Wahl's symptoms were also objectively observed by the doctors who saw him. The notes of Dr. Stuart Kushner, who was Wahl's first treating psychiatrist, documented a number of symptoms connected with PTSD, (Marchelos Aff. Ex. E), while Dr. Ashok Patel, who took over as Wahl's creating psychiatrist after Dr. Kushner retired, indicated in his notes that Wahl exhibited signs of anxiety and related symptoms during treatment sessions. (Marchelos Aff. Ex. G. Defendants ask the Court to disregard Wahl's own testimony as self-serving, but it is worth noting that such testimony mentions symptoms consistent with those described or observed by the physicians mentioned above. Wahl's testimony under oath that he has been impotent since the accident may also lend some weight to his psychological claims. While conceivably a person could fabricate a claim of impotence, such a lie would hardly be necessary to establish a prima facie case and yet Wahl's willingness to testify to such a severe and embarrassing condition is a matter the credibility and weight of which should be resolved by a jury.

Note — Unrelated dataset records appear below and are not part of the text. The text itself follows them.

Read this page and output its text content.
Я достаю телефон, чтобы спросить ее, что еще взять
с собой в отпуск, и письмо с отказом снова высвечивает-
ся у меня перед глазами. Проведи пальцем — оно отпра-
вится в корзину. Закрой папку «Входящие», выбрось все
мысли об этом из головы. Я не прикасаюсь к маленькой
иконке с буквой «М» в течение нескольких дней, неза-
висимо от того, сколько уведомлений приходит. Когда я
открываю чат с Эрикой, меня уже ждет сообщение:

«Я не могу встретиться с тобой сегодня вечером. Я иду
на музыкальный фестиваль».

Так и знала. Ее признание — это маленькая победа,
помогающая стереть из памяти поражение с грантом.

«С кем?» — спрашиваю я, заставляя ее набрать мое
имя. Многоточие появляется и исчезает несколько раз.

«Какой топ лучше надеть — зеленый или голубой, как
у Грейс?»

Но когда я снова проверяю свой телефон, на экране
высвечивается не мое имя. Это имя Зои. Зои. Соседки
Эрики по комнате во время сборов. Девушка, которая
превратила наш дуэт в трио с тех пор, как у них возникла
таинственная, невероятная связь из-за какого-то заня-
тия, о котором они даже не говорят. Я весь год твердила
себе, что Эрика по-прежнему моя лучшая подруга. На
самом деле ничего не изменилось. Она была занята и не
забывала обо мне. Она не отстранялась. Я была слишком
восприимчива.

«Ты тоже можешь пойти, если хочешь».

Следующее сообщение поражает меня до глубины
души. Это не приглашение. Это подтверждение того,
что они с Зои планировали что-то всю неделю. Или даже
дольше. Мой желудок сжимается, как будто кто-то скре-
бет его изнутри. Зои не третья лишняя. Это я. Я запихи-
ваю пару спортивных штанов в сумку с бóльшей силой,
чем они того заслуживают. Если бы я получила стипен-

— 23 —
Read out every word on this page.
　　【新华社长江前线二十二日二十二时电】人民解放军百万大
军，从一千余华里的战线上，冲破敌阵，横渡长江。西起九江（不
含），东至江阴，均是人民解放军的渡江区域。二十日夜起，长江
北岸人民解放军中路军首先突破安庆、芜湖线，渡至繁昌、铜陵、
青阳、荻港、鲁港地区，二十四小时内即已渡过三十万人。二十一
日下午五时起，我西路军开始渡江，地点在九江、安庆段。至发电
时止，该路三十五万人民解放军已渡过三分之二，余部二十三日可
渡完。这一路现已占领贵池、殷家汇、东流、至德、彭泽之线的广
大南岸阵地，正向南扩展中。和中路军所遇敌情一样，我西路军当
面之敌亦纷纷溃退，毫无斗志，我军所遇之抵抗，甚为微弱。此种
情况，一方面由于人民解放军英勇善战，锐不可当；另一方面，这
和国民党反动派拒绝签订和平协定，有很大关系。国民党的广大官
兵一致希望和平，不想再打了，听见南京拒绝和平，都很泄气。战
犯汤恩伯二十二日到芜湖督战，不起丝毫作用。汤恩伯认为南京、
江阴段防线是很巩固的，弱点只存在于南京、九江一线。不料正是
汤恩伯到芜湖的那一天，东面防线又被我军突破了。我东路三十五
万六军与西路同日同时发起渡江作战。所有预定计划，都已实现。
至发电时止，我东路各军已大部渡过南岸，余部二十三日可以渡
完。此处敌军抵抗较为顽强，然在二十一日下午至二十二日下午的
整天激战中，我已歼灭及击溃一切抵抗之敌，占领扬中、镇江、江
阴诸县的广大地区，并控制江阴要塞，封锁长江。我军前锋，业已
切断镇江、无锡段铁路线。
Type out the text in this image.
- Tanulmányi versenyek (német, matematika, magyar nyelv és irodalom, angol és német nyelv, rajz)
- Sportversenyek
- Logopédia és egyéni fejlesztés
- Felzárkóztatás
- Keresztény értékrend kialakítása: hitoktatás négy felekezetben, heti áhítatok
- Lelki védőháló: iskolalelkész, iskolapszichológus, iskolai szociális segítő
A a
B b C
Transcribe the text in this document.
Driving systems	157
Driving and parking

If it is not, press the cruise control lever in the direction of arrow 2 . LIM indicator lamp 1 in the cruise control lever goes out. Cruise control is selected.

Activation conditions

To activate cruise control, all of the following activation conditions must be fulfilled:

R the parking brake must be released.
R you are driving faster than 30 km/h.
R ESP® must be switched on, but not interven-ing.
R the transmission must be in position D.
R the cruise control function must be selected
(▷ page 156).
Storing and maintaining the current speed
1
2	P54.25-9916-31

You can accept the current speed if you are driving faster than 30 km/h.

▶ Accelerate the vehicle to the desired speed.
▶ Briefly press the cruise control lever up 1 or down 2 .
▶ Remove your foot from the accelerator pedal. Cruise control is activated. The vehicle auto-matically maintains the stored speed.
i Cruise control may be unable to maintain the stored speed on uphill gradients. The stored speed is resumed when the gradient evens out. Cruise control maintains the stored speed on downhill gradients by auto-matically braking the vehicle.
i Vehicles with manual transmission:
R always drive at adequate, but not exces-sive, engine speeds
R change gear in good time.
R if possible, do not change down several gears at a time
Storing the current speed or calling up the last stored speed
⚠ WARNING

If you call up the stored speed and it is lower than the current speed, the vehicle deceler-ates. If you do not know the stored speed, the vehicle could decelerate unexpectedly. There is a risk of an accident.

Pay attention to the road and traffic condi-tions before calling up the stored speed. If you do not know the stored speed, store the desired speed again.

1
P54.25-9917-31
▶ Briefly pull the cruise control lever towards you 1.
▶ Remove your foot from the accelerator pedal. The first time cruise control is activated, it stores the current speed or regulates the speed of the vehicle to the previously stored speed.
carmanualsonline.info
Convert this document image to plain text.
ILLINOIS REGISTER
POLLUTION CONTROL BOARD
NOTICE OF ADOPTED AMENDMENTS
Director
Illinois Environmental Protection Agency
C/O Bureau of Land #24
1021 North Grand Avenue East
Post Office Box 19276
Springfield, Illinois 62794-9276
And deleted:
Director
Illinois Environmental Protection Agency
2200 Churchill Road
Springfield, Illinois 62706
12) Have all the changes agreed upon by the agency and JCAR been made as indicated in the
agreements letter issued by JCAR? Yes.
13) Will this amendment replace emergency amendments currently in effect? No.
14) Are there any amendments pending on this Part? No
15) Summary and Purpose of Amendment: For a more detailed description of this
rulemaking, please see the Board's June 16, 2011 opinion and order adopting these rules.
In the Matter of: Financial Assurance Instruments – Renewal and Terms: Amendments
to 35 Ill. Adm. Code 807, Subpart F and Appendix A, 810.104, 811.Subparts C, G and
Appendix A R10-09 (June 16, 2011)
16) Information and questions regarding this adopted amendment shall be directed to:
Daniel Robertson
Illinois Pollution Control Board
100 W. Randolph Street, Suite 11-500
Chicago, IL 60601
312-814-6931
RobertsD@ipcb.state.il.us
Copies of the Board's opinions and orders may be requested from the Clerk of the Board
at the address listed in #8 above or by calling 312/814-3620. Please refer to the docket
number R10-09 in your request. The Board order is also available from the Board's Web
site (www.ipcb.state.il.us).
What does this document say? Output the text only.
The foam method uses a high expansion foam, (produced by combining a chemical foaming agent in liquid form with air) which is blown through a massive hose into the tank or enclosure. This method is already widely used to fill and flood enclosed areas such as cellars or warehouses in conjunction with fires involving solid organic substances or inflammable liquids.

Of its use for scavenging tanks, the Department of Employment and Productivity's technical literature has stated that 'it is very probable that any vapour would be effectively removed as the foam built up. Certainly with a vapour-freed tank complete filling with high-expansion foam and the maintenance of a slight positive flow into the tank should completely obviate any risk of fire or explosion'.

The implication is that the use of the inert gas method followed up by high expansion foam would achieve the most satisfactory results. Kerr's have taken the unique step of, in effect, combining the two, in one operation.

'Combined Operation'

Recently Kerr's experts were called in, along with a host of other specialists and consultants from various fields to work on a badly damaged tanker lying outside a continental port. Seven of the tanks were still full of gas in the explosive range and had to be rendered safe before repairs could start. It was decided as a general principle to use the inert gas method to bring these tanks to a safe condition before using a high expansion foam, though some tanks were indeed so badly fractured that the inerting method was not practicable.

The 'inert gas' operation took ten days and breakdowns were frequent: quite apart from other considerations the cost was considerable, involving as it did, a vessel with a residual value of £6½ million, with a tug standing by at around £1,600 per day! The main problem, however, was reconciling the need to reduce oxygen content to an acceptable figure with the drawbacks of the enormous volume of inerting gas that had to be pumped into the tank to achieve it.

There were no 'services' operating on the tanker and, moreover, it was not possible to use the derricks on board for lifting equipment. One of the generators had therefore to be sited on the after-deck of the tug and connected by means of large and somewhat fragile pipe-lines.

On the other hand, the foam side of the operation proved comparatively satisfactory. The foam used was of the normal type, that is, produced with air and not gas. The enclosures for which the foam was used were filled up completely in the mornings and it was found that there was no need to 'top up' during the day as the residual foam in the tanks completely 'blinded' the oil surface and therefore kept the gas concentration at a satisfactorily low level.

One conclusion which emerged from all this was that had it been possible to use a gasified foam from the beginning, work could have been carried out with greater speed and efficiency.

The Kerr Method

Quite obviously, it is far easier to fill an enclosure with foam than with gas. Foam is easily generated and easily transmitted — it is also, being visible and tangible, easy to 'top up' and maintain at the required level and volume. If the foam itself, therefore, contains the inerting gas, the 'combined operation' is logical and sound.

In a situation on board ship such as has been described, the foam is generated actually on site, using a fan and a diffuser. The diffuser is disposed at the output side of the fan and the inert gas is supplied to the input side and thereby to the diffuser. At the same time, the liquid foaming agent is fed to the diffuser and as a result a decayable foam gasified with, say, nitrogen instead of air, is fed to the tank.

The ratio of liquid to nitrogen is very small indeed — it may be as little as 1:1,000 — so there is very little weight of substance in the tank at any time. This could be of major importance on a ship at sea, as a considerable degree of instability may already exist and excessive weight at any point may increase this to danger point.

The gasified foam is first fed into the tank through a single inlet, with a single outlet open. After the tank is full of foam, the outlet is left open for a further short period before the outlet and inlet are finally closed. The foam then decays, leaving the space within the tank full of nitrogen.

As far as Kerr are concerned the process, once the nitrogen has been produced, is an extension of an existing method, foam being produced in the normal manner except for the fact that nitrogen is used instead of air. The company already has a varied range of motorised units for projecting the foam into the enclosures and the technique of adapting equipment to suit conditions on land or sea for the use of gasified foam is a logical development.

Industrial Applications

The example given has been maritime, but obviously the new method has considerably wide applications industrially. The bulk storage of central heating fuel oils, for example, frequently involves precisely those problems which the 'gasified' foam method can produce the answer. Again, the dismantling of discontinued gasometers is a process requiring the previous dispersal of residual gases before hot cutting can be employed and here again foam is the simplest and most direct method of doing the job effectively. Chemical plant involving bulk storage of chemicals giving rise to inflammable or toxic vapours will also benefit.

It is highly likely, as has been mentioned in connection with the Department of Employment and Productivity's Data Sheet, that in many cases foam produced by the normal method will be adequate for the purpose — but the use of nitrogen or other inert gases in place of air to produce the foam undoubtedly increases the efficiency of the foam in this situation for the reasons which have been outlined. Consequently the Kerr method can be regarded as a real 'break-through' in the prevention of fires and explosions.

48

In addition, a diagnosis of Wahl as having PTSD is reasonable in the context of the accident in which he was involved. For a patient to be diagnosed with PTSD, he must have been exposed to a traumatic event as a result of which he reasonably believed he was going to die or suffer serious injury. See American Psychiatric Association, Diagnostic and Statistical Manual of Mental Disorders 427-29 (4th ed. 1994). Reading the testimony in the record from all three participants in the accident, the Court observes that the accident was traumatic and could have caused any reasonable person to fear for his life. Moreover, following the accident, the doctors treating Wahl documented in their notes the presence of many of the symptoms required to make a diagnosis of PTSD. These circumstances provide a reasonable medical foundation for diagnosing Wahl with PTSD, and do not indicate that Wahl's claims are merely an exaggeration of an otherwise insignificant car accident.

In light of the record discussed above, the Court finds that there is enough evidence presented on the record to enable a reasonable jury to conclude that Wahl suffered a "serious injury" as such term is defined under NYIL § 5102(d). Accordingly, the Court denies Defendants' motion for summary judgment.


For the reasons set forth above, it is hereby,

ORDERED that defendant Lothiam's motion for summary judgment is denied in its entirety; and it is further,

ORDERED that defendant Gold's motion for summary judgment is denied in its entirety; and it is further,

ORDERED that defendant Toyota's motion for summary judgment is denied in its entirety; and it is finally,

ORDERED that the parties appear for a status conference with the Court on January 10, 2003 at 9:00 a.m. to discuss scheduling and preparation of documents for trial.